Articles de presse)

Un article de G.-G. Lemaire sur le numéro 8.

par Gérard-Georges Lemaire

Comme le rappelle un bref historique en fin de volume, TXT fut fondé en 1969 et connut par la suite bien des crises idéologiques qui faillirent faire disparaître la revue en 1973.

Elle a fait sa réapparition depuis sur des fondements moins dogmatiques (une « structure souple et ouverte ») ; cela rassurera certains et décevra d’autres, mais ce qui importe en fait c’est que la revue continue d’exister et qu’elle procède d’un fonctionnement non-doctrinal qui permet de divulguer et de confronter les nouvelles données d’une écriture décentrée, dans le sens où l’écriture n’est pas seulement le véhicule d’un pensé de la fiction ou de la critique, mais bel et bien un des lieux où se défont les rapports de domination et d’oppression qui passent dans et par le langage.

Sous le titre de Babil des classes dangereuses — qui est celui du fragment de Valère Novarina —, le huitième numéro de TXT est d’abord consacré à Maïakovski, poète qui symbolise la plus parfaite adéquation de l’engagement politique et de l’engagement scriptural (axiome qui n’a rien à voir avec le prétendu engagement de l’écrivain) et auquel Christian Prigent consacre une étude qui force à s’interroger sur son suicide survenu en 1930 ; étudiant l’investissement oral qui correspond chez Maïakovski à une agressivité dilapidatoire (de nature sadico-anale) et la « lutte paranoïde avec l’instance limitative, paternelle et légiférante du langage », Prigent montre comment le poète s’est heurté de front à l’ankylose de la quotidienneté, aux stéréotypes et au poids mort qui pèse sur toute révolution. « L’intervention au Komsomol de la Krasnai Presnia », conférence nouvellement traduite, prouve au moins qu’à la veille de sa « liquidation » Maïakovski avait gardé intacte sa volonté de rompre avec le passé alors que la bureaucratie réinstaurait les formes esthétiques de l’idéologie bourgeoise.

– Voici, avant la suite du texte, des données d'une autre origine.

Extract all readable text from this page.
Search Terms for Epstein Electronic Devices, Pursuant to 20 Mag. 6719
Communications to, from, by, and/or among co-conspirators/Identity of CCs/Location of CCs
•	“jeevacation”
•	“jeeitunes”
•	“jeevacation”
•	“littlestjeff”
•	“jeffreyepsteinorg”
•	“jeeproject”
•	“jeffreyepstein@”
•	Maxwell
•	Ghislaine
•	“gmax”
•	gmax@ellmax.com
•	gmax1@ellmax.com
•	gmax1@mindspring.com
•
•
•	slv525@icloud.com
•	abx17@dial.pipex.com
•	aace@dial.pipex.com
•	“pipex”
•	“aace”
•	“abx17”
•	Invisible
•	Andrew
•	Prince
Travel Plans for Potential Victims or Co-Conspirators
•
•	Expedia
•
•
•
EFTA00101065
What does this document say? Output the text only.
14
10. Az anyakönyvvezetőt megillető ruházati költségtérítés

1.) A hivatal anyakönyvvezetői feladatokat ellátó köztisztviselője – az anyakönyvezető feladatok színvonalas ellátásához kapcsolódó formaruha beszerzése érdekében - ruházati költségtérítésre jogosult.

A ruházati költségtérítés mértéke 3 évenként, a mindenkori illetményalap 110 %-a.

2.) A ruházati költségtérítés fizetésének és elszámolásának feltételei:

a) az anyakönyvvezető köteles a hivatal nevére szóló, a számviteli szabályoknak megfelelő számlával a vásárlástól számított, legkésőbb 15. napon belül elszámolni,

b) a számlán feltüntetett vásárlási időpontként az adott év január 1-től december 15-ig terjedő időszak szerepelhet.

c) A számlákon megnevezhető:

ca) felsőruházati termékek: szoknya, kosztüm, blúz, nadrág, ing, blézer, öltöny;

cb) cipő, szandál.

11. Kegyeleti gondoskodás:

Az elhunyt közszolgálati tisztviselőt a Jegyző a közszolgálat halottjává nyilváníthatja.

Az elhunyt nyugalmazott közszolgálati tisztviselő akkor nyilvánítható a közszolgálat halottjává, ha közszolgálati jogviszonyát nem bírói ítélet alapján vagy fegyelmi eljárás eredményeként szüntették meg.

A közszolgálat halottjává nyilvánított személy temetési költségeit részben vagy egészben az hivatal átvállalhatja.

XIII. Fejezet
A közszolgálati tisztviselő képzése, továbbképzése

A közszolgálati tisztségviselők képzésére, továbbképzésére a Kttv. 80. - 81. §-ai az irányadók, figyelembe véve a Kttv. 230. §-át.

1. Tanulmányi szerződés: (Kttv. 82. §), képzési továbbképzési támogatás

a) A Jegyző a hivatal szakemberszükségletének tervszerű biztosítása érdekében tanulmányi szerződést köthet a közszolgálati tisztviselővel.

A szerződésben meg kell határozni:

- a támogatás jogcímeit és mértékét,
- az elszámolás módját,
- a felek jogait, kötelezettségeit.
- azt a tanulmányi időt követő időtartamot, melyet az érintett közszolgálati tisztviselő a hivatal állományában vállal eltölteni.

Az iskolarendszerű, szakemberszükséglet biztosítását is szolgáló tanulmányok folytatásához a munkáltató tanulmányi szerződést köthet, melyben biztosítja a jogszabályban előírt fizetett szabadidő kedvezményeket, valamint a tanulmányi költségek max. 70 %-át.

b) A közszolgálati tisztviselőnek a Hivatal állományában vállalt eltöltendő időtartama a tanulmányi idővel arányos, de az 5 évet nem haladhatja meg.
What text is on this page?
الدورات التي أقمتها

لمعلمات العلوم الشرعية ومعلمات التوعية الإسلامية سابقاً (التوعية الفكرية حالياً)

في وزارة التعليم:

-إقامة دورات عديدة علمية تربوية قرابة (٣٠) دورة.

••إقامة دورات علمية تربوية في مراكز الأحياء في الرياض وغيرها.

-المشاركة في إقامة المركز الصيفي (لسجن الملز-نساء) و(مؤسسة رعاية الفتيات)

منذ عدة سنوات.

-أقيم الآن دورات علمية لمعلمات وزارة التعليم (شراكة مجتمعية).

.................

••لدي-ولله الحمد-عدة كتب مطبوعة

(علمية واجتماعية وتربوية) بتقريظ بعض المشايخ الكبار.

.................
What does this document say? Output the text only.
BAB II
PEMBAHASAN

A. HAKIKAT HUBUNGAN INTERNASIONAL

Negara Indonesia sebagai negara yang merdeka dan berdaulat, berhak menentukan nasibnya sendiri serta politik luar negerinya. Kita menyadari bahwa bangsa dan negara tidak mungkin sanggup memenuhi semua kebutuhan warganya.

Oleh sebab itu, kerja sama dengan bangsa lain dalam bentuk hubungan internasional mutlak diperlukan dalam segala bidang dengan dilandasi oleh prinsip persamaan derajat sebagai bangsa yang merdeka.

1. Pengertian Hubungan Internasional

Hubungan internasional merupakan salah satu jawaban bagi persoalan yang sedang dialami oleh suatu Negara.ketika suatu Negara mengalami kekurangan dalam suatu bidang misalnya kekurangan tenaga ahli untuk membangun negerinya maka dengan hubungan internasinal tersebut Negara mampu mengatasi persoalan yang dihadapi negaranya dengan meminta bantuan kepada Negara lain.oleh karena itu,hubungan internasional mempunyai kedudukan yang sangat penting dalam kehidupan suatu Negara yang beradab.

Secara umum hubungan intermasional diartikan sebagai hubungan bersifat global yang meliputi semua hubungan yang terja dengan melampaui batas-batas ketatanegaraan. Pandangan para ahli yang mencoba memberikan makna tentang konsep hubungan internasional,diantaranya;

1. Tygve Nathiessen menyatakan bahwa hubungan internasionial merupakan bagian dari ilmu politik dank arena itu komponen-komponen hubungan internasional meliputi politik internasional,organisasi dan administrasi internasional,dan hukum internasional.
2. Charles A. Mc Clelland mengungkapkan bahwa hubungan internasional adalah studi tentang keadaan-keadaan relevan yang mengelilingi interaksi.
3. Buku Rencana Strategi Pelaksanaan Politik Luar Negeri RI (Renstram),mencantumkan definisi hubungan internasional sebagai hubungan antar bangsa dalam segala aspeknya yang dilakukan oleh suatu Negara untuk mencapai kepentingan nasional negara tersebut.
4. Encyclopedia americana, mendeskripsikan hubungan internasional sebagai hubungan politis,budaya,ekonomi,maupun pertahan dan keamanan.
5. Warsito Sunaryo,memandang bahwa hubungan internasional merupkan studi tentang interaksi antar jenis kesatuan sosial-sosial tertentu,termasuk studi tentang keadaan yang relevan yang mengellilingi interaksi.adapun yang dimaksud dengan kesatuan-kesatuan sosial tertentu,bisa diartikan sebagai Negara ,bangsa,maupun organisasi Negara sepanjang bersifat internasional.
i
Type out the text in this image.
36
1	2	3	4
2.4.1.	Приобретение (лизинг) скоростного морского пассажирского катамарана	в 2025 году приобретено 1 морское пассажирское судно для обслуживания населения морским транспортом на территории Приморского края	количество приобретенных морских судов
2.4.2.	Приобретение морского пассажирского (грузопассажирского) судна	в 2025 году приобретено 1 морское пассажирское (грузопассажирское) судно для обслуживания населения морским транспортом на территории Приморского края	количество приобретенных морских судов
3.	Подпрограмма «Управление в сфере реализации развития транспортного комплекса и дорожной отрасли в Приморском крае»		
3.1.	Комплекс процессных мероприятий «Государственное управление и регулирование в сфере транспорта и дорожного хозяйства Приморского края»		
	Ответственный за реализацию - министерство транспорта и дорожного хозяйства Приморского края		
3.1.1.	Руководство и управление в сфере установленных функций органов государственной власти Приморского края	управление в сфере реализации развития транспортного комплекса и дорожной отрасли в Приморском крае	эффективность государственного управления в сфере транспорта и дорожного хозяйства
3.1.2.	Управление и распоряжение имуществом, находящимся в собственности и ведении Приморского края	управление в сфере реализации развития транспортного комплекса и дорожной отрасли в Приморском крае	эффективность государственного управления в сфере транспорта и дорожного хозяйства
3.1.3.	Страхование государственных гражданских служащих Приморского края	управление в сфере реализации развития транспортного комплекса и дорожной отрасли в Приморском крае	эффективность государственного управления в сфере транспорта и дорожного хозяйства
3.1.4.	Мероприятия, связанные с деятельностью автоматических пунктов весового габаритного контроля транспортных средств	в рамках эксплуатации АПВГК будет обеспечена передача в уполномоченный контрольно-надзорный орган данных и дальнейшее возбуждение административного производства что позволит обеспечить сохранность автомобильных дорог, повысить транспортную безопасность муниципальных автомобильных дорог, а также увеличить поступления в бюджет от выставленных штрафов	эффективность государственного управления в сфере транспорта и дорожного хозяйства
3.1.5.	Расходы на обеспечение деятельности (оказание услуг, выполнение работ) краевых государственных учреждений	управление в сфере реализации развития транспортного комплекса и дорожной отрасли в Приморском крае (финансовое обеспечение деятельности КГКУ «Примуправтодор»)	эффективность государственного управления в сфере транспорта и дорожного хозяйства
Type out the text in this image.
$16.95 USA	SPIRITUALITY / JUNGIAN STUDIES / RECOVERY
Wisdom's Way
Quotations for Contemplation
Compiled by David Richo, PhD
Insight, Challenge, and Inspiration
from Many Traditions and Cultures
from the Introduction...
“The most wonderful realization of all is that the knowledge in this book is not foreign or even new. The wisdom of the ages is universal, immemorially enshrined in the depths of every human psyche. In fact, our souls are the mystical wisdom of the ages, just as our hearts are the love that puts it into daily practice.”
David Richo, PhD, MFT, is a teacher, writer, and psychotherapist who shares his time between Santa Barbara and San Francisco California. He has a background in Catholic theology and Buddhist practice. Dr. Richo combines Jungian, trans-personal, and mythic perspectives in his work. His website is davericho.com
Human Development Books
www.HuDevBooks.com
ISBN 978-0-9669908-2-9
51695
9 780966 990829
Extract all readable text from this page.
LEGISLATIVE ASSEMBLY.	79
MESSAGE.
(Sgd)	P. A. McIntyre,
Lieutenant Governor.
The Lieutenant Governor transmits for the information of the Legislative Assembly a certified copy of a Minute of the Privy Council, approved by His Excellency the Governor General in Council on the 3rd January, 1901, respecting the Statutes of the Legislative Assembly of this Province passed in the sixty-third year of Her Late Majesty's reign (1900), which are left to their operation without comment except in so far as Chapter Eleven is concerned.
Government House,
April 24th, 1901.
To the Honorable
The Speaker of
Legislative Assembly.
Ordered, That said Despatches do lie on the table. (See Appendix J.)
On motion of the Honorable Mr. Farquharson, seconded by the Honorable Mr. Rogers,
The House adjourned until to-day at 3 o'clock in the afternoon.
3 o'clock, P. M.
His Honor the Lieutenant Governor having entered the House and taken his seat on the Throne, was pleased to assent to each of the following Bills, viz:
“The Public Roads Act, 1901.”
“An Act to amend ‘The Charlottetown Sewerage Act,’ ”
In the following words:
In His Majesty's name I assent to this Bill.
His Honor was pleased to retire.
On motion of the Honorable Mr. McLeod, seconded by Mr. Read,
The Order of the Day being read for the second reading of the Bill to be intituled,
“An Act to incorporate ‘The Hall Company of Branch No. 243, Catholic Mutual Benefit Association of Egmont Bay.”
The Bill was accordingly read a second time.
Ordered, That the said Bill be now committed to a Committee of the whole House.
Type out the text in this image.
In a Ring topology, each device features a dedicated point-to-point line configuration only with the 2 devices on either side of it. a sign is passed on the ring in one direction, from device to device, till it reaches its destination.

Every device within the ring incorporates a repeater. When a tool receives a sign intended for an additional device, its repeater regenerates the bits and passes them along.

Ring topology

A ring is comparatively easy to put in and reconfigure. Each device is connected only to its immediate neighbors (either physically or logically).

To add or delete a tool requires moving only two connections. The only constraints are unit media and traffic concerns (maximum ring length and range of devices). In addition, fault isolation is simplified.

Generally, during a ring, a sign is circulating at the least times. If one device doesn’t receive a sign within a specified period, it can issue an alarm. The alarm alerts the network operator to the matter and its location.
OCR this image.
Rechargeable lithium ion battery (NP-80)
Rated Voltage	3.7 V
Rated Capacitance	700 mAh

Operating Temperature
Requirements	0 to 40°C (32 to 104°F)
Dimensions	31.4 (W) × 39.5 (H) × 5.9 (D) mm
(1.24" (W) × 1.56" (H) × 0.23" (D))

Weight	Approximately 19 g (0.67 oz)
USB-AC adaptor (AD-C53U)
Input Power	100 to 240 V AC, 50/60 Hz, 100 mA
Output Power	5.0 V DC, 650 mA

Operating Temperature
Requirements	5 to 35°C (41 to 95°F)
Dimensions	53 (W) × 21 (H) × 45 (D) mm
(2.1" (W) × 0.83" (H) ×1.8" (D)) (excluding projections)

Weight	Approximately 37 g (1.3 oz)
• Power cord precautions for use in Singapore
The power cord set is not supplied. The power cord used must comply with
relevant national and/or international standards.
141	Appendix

Les textes de Valère Novarina, de Jean-Pierre Verheggen (dont une « fiction », Skein, a été présentée en avril par le groupe Galax à Bruxelles), de Christian Prigent et de René Lourau ont peut-être tous un point commun : un désir forcené, une violence sans frein, une énergie tellurique qui visent l’abolition d’une écriture de la répétition, d’un spectacle narcissique de la langue, d’une recherche blanche qui n’ont d’autres buts que de perpétuer un état de chose, une préservation des titres de noblesse de l’enseignement typographié.